After getting a parser for bson documents working it is time to start setting up the function calls to build these documents and pipelines. There are a lot of functions that I want the plugin to be able to support. The most important are the insert, find, update, delete, and aggregate functions. Since the insert, find, update, and delete functions all have similar parameters they will be pretty similar when implementing them. Since I had the buildDocument and buildPipeline functions working I spent some time refactoring my code to make it a little cleaner before moving on to adding a bunch of new functions.

I started working in the execute function and added the insert, find, and aggregate methods first. I wasn't too worried about the update and delete methods because I knew they were very similar to find. It was a little tricky getting the aggregate function working and testing buildPipeline, but after some tweaks I was able to get it working and run some aggregations. Now that I was getting some real results from the find and aggregate functions it was time to spend some time focusing on the output of the functions defined in the ECL code. I spent a lot of time making example ecl code to test queries on the MongoDB databases and found a lot of bugs that were just minor errors in my parsing and were quick fixes.

I had some trouble getting subarrays from MongoDB to be returned and it turned out to be my inexperience with ECL. To get a subarray to return all you have to do is declare is as a SET OF. Once I got that returned it felt good having a pretty wide scope of datatypes that were supported. After that I started creating more examples to run for testing the plugin and to regression test every feature that I had added previously. When I was creating test cases for the datatypes and functions I noticed that some datatypes returned blank every time. This was concerning because it wasn't just a type conversion error caused by me casting it to the wrong type. After doing some deeper digging and going through the result rows in the debugger to try and locate the problem I noticed that MongoDB was doing some additional encoding of its datatypes.
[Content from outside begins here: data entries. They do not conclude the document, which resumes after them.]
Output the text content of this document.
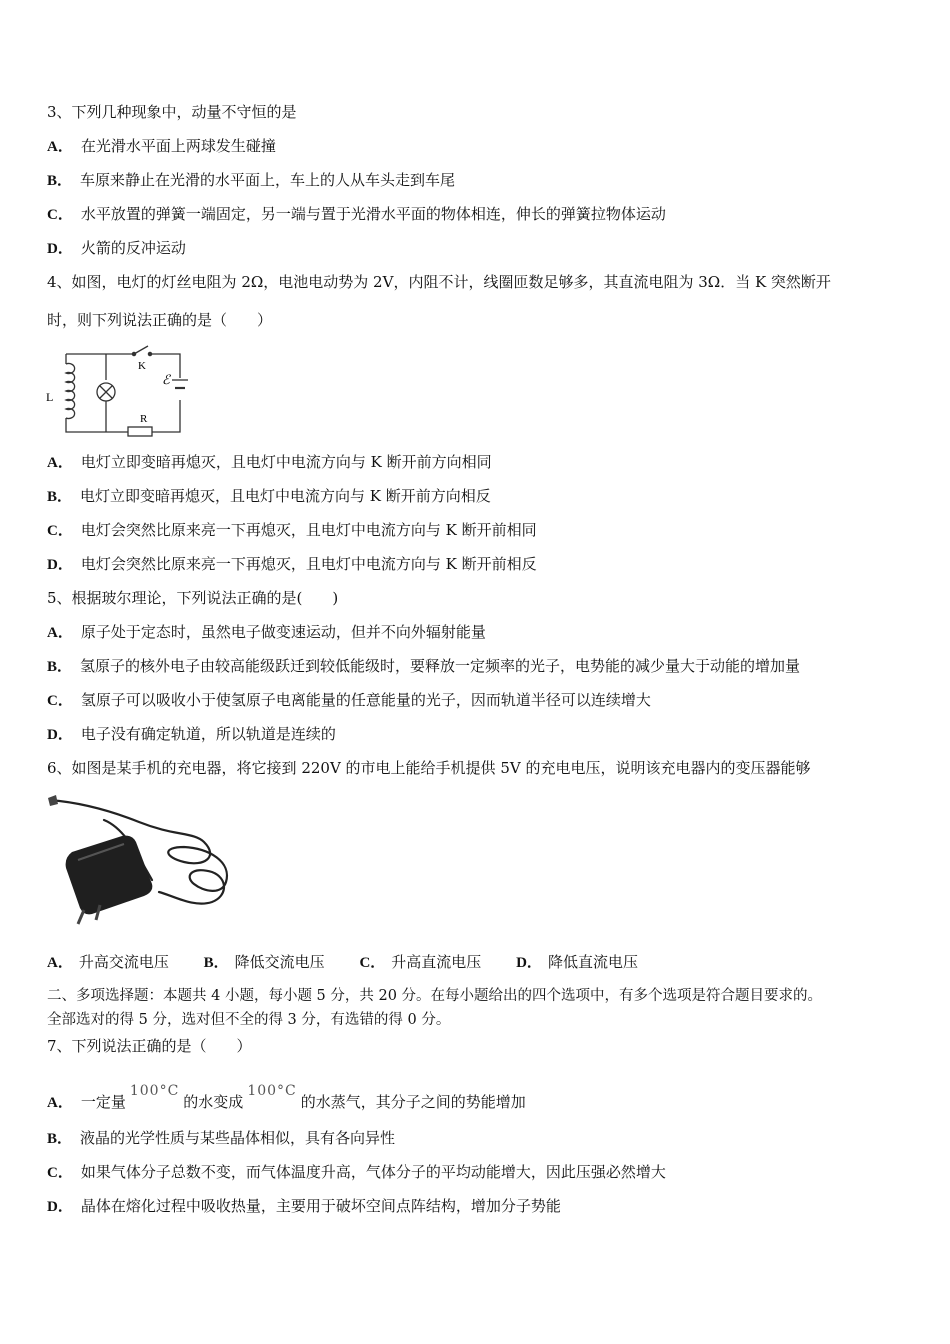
3、下列几种现象中，动量不守恒的是
A． 在光滑水平面上两球发生碰撞
B． 车原来静止在光滑的水平面上，车上的人从车头走到车尾
C． 水平放置的弹簧一端固定，另一端与置于光滑水平面的物体相连，伸长的弹簧拉物体运动
D． 火箭的反冲运动
4、如图，电灯的灯丝电阻为 2Ω，电池电动势为 2V，内阻不计，线圈匝数足够多，其直流电阻为 3Ω．当 K 突然断开
时，则下列说法正确的是（　　）
L
K
R
ℰ
A． 电灯立即变暗再熄灭，且电灯中电流方向与 K 断开前方向相同
B． 电灯立即变暗再熄灭，且电灯中电流方向与 K 断开前方向相反
C． 电灯会突然比原来亮一下再熄灭，且电灯中电流方向与 K 断开前相同
D． 电灯会突然比原来亮一下再熄灭，且电灯中电流方向与 K 断开前相反
5、根据玻尔理论，下列说法正确的是(　　)
A． 原子处于定态时，虽然电子做变速运动，但并不向外辐射能量
B． 氢原子的核外电子由较高能级跃迁到较低能级时，要释放一定频率的光子，电势能的减少量大于动能的增加量
C． 氢原子可以吸收小于使氢原子电离能量的任意能量的光子，因而轨道半径可以连续增大
D． 电子没有确定轨道，所以轨道是连续的
6、如图是某手机的充电器，将它接到 220V 的市电上能给手机提供 5V 的充电电压，说明该充电器内的变压器能够
A． 升高交流电压 B． 降低交流电压 C． 升高直流电压 D． 降低直流电压
二、多项选择题：本题共 4 小题，每小题 5 分，共 20 分。在每小题给出的四个选项中，有多个选项是符合题目要求的。
全部选对的得 5 分，选对但不全的得 3 分，有选错的得 0 分。
7、下列说法正确的是（　　）
A． 一定量100°C的水变成100°C的水蒸气，其分子之间的势能增加
B． 液晶的光学性质与某些晶体相似，具有各向异性
C． 如果气体分子总数不变，而气体温度升高，气体分子的平均动能增大，因此压强必然增大
D． 晶体在熔化过程中吸收热量，主要用于破坏空间点阵结构，增加分子势能
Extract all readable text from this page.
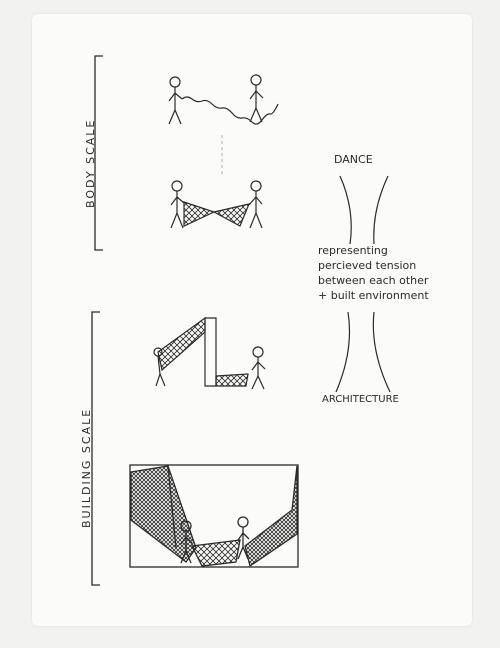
BODY SCALE
BUILDING SCALE
DANCE
representing
percieved tension
between each other
+ built environment
ARCHITECTURE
After some research I found out this was called Extended JSON and was how MongoDB outputs its results in order to preserve type information not always kept by normal JSON. Since in ECL the programmer defines the return types the plugin does not need the information from MongoDB and ECL, so I needed a way to remove the extra encoding. I tried really hard to find examples of someone doing something similar and there zero. I looked for so long and nobody was trying to deserialize the EJSON in C++. That meant that I had to create my own method for deserializing the EJSON. I wanted something quick that would be fairly lightweight since there will thousands of documents running through this. I settled on just looking for '$' characters and adding everything before it to a string. Then grabbing the data it was encapsulating and adding that to the string as well. Then I find the index immediately after the encoding and set a cursor there for the next addition. Overall this seems to be fairly fast and I can't really see a much quicker way of doing it. After doing some testing there were many bugs that caused it to stop working. Eventually I got everything ironed out, and now it seems to be running smoothly. I can get double and decimal datatypes to return now which is great.